I loved Kiarostami's Close-Up, perhaps the most meta film of all time. I've also seen Certified Copy, which I liked without finding it a classic. But I was frustrated by Where Is the Friend's House?, and it didn't really help that I think Kiarostami wanted that reaction. The story is of a young boy who accidentally takes home the school notebook of a classmate. It is established that the classmate will be expelled if he doesn't come to class with his notebook and his homework. So the young boy decides he must take the notebook to the classmate. But he doesn't know where the friend lives, and when he tries to explain to his mother that he needs to return the notebook, she tells him to do his homework, watch the baby, get bread at the story, basically everything except return the notebook. The boy struggles to express the importance of his mission, and he is frustrated that none of the adults are actually listening to him. He sneaks off, walking from one small town to another, trying to find the friend's house.

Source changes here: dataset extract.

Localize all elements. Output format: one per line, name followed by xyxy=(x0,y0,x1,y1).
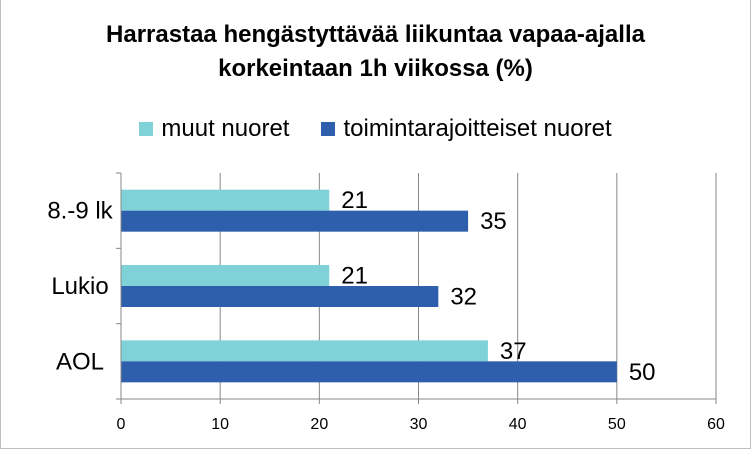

It's not an easy trip, because he keeps running into adults who won't listen to him or understand him. Babek Ahmed Poor, an amateur who plays the boy, does a great job of showing frustration. In fact, it's almost too great a job ... I shared his frustration, but not only did I think the adults were too dismissive, I wanted to strangle the tyke for his persistence in bugging everyone. Kiarostami wants us to understand the boy's frustration, and we do, but added to that is my frustration with the boy, which I doubt is what Kiarostami wants us to feel.
Still, my reservations are clearly my own, and your mileage may vary. I'd say I'll watch it again sometime to see if I react differently, except I think this was the "again". #294 on the They Shoot Pictures, Don't They list of the top 1000 films of all time.